Getting Virginia to Work Will Take Investment
VIRGINIA'S gubernatorial candidates, Democrat R. Creigh Deeds and Republican Robert F. McDonnell, are engaged in a frenzy of promise-making focused on improving the economy and creating jobs. So exquisitely detailed are their platforms to revive, reinvigorate, reform, renew, replenish, kick-start, streamline, boost, promote and expand the state's anemic business climate that a voter could get double-vision combing through it all -- in which case he could claim workers' comp and call it a day.
Both candidates would provide tax incentives for businesses that create jobs; focus on job creation in rural and distressed communities; boost the tourism sector; and stress training and education in science and technology. Mr. McDonnell makes a point of his commitment to efficient government, noting that before he resigned as attorney general a few months ago, he cut his own salary and returned his official vehicle to the state. Not to be outdone, Mr. Deeds, a state senator, says that as governor he would require every one of the commonwealth's scores of agencies to undergo a top-to-bottom efficiency review once a decade and in the meantime mandate that they justify and explain every last nickel of spending.
In such a haze of claims and pledges, it's better to set aside the verbiage and examine what the candidates have actually done in the way of job creation. A case in point is their respective votes on the Governor's Opportunity Fund.
The GOF, created in the early 1990s, has been a useful tool in Virginia's kit when it comes to encouraging firms to expand and attracting new companies, sometimes in the face of stiff competition from neighboring states. Used at the governor's discretion, it sweetens the deal for companies by helping to pay for land, roads, sewers and other infrastructure. Virginia officials say that the 188 projects that benefited from the fund in the seven years ending last December have netted the state $1 billion in revenue, mostly in income taxes. Even allowing for some creative accounting, that looks like a decent return on a relatively modest investment of $72 million from the fund during the same period, or $188 million if you include other incentives provided by Richmond.

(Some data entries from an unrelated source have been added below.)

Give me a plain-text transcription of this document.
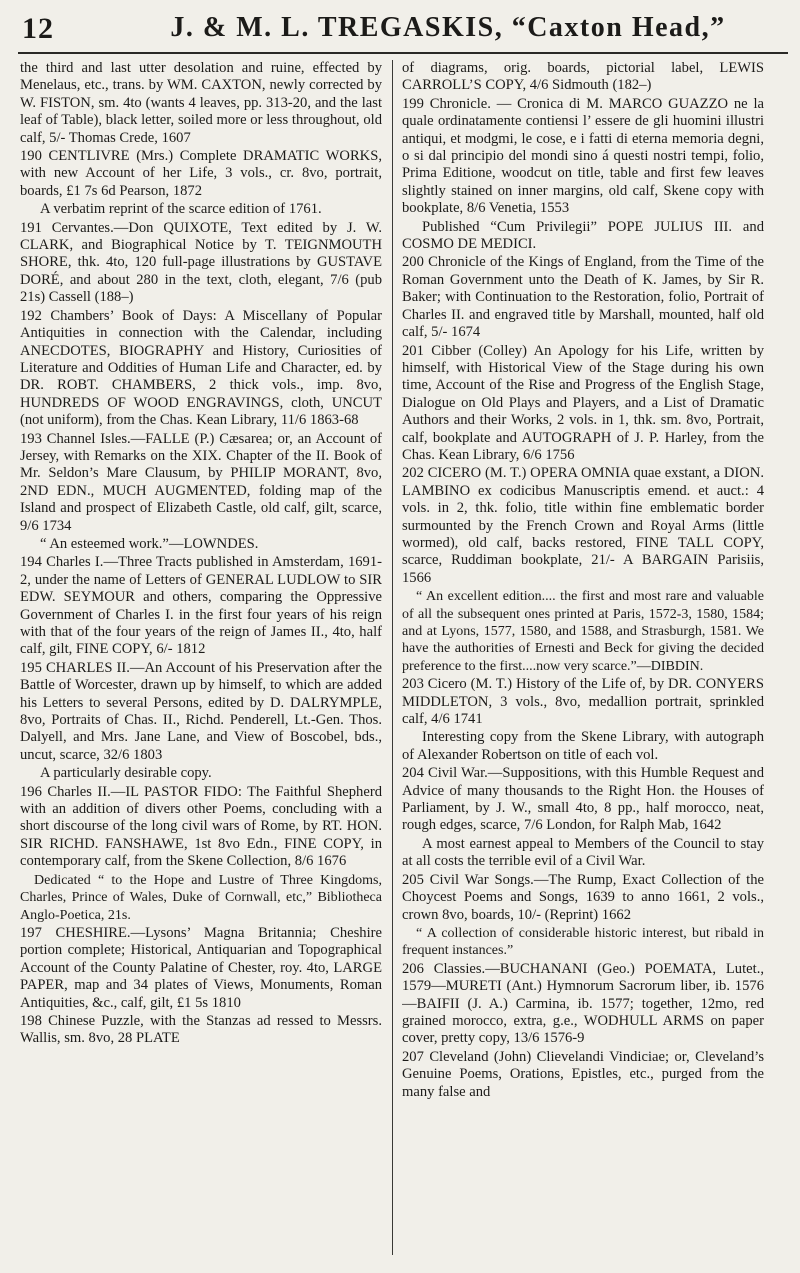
12	J. & M. L. TREGASKIS, “Caxton Head,”

the third and last utter desolation and ruine, effected by Menelaus, etc., trans. by WM. CAXTON, newly corrected by W. FISTON, sm. 4to (wants 4 leaves, pp. 313-20, and the last leaf of Table), black letter, soiled more or less throughout, old calf, 5/- Thomas Crede, 1607

190 CENTLIVRE (Mrs.) Complete DRAMATIC WORKS, with new Account of her Life, 3 vols., cr. 8vo, portrait, boards, £1 7s 6d Pearson, 1872

A verbatim reprint of the scarce edition of 1761.

191 Cervantes.—Don QUIXOTE, Text edited by J. W. CLARK, and Biographical Notice by T. TEIGNMOUTH SHORE, thk. 4to, 120 full-page illustrations by GUSTAVE DORÉ, and about 280 in the text, cloth, elegant, 7/6 (pub 21s) Cassell (188–)

192 Chambers’ Book of Days: A Miscellany of Popular Antiquities in connection with the Calendar, including ANECDOTES, BIOGRAPHY and History, Curiosities of Literature and Oddities of Human Life and Character, ed. by DR. ROBT. CHAMBERS, 2 thick vols., imp. 8vo, HUNDREDS OF WOOD ENGRAVINGS, cloth, UNCUT (not uniform), from the Chas. Kean Library, 11/6 1863-68

193 Channel Isles.—FALLE (P.) Cæsarea; or, an Account of Jersey, with Remarks on the XIX. Chapter of the II. Book of Mr. Seldon’s Mare Clausum, by PHILIP MORANT, 8vo, 2ND EDN., MUCH AUGMENTED, folding map of the Island and prospect of Elizabeth Castle, old calf, gilt, scarce, 9/6 1734

“ An esteemed work.”—LOWNDES.

194 Charles I.—Three Tracts published in Amsterdam, 1691-2, under the name of Letters of GENERAL LUDLOW to SIR EDW. SEYMOUR and others, comparing the Oppressive Government of Charles I. in the first four years of his reign with that of the four years of the reign of James II., 4to, half calf, gilt, FINE COPY, 6/- 1812

195 CHARLES II.—An Account of his Preservation after the Battle of Worcester, drawn up by himself, to which are added his Letters to several Persons, edited by D. DALRYMPLE, 8vo, Portraits of Chas. II., Richd. Penderell, Lt.-Gen. Thos. Dalyell, and Mrs. Jane Lane, and View of Boscobel, bds., uncut, scarce, 32/6 1803

A particularly desirable copy.

196 Charles II.—IL PASTOR FIDO: The Faithful Shepherd with an addition of divers other Poems, concluding with a short discourse of the long civil wars of Rome, by RT. HON. SIR RICHD. FANSHAWE, 1st 8vo Edn., FINE COPY, in contemporary calf, from the Skene Collection, 8/6 1676

Dedicated “ to the Hope and Lustre of Three Kingdoms, Charles, Prince of Wales, Duke of Cornwall, etc,” Bibliotheca Anglo-Poetica, 21s.

197 CHESHIRE.—Lysons’ Magna Britannia; Cheshire portion complete; Historical, Antiquarian and Topographical Account of the County Palatine of Chester, roy. 4to, LARGE PAPER, map and 34 plates of Views, Monuments, Roman Antiquities, &c., calf, gilt, £1 5s 1810

198 Chinese Puzzle, with the Stanzas ad ressed to Messrs. Wallis, sm. 8vo, 28 PLATE

of diagrams, orig. boards, pictorial label, LEWIS CARROLL’S COPY, 4/6 Sidmouth (182–)

199 Chronicle. — Cronica di M. MARCO GUAZZO ne la quale ordinatamente contiensi l’ essere de gli huomini illustri antiqui, et modgmi, le cose, e i fatti di eterna memoria degni, o si dal principio del mondi sino á questi nostri tempi, folio, Prima Editione, woodcut on title, table and first few leaves slightly stained on inner margins, old calf, Skene copy with bookplate, 8/6 Venetia, 1553

Published “Cum Privilegii” POPE JULIUS III. and COSMO DE MEDICI.

200 Chronicle of the Kings of England, from the Time of the Roman Government unto the Death of K. James, by Sir R. Baker; with Continuation to the Restoration, folio, Portrait of Charles II. and engraved title by Marshall, mounted, half old calf, 5/- 1674

201 Cibber (Colley) An Apology for his Life, written by himself, with Historical View of the Stage during his own time, Account of the Rise and Progress of the English Stage, Dialogue on Old Plays and Players, and a List of Dramatic Authors and their Works, 2 vols. in 1, thk. sm. 8vo, Portrait, calf, bookplate and AUTOGRAPH of J. P. Harley, from the Chas. Kean Library, 6/6 1756

202 CICERO (M. T.) OPERA OMNIA quae exstant, a DION. LAMBINO ex codicibus Manuscriptis emend. et auct.: 4 vols. in 2, thk. folio, title within fine emblematic border surmounted by the French Crown and Royal Arms (little wormed), old calf, backs restored, FINE TALL COPY, scarce, Ruddiman bookplate, 21/- A BARGAIN Parisiis, 1566

“ An excellent edition.... the first and most rare and valuable of all the subsequent ones printed at Paris, 1572-3, 1580, 1584; and at Lyons, 1577, 1580, and 1588, and Strasburgh, 1581. We have the authorities of Ernesti and Beck for giving the decided preference to the first....now very scarce.”—DIBDIN.

203 Cicero (M. T.) History of the Life of, by DR. CONYERS MIDDLETON, 3 vols., 8vo, medallion portrait, sprinkled calf, 4/6 1741

Interesting copy from the Skene Library, with autograph of Alexander Robertson on title of each vol.

204 Civil War.—Suppositions, with this Humble Request and Advice of many thousands to the Right Hon. the Houses of Parliament, by J. W., small 4to, 8 pp., half morocco, neat, rough edges, scarce, 7/6 London, for Ralph Mab, 1642

A most earnest appeal to Members of the Council to stay at all costs the terrible evil of a Civil War.

205 Civil War Songs.—The Rump, Exact Collection of the Choycest Poems and Songs, 1639 to anno 1661, 2 vols., crown 8vo, boards, 10/- (Reprint) 1662

“ A collection of considerable historic interest, but ribald in frequent instances.”

206 Classies.—BUCHANANI (Geo.) POEMATA, Lutet., 1579—MURETI (Ant.) Hymnorum Sacrorum liber, ib. 1576—BAIFII (J. A.) Carmina, ib. 1577; together, 12mo, red grained morocco, extra, g.e., WODHULL ARMS on paper cover, pretty copy, 13/6 1576-9

207 Cleveland (John) Clievelandi Vindiciae; or, Cleveland’s Genuine Poems, Orations, Epistles, etc., purged from the many false and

Both candidates say they'd double the state's allocation to the GOF, which now stands at about $10 million a year, down by a third from its peak a decade ago. But while Mr. Deeds has generally been an advocate for the fund, Mr. McDonnell's enthusiasm for it -- and more broadly for economic and job-creating policies -- is newfound. In 2002, as a member of the Republican majority in the House of Delegates, he backed bills to slash the GOF's funding even as tens of thousands of Virginians lost their jobs in the dot-com bust. Two years later, he voted to eliminate most of a $5 million increase that had been proposed for the fund, which by then was already diminished.
Mr. McDonnell's campaign says his recent change of heart was prompted by severe job losses in the current downturn and stiffer competition from other states. But it's hard to avoid the conclusion that his conversion is a political convenience. At crucial moments he has tended to regard public investment -- in education as well as in transportation and other infrastructure -- as profligate government spending. In 2004, for example, he voted against Gov. Mark Warner's tax package, which pumped badly needed new revenue into public schools and preserved Virginia's triple-A bond rating, thereby saving the state millions of dollars in interest payments. Whatever the benefits of corporate incentives like the GOF, they pale in comparison to the lure of good roads, schools and higher education.
Given the state's current travails -- a jobless rate that has tripled to about 7 percent and that is much higher in distressed pockets of the south and southwest -- we hope Mr. McDonnell is prepared to invest in Virginia's future should he become governor. But there is little in his record to suggest that he would.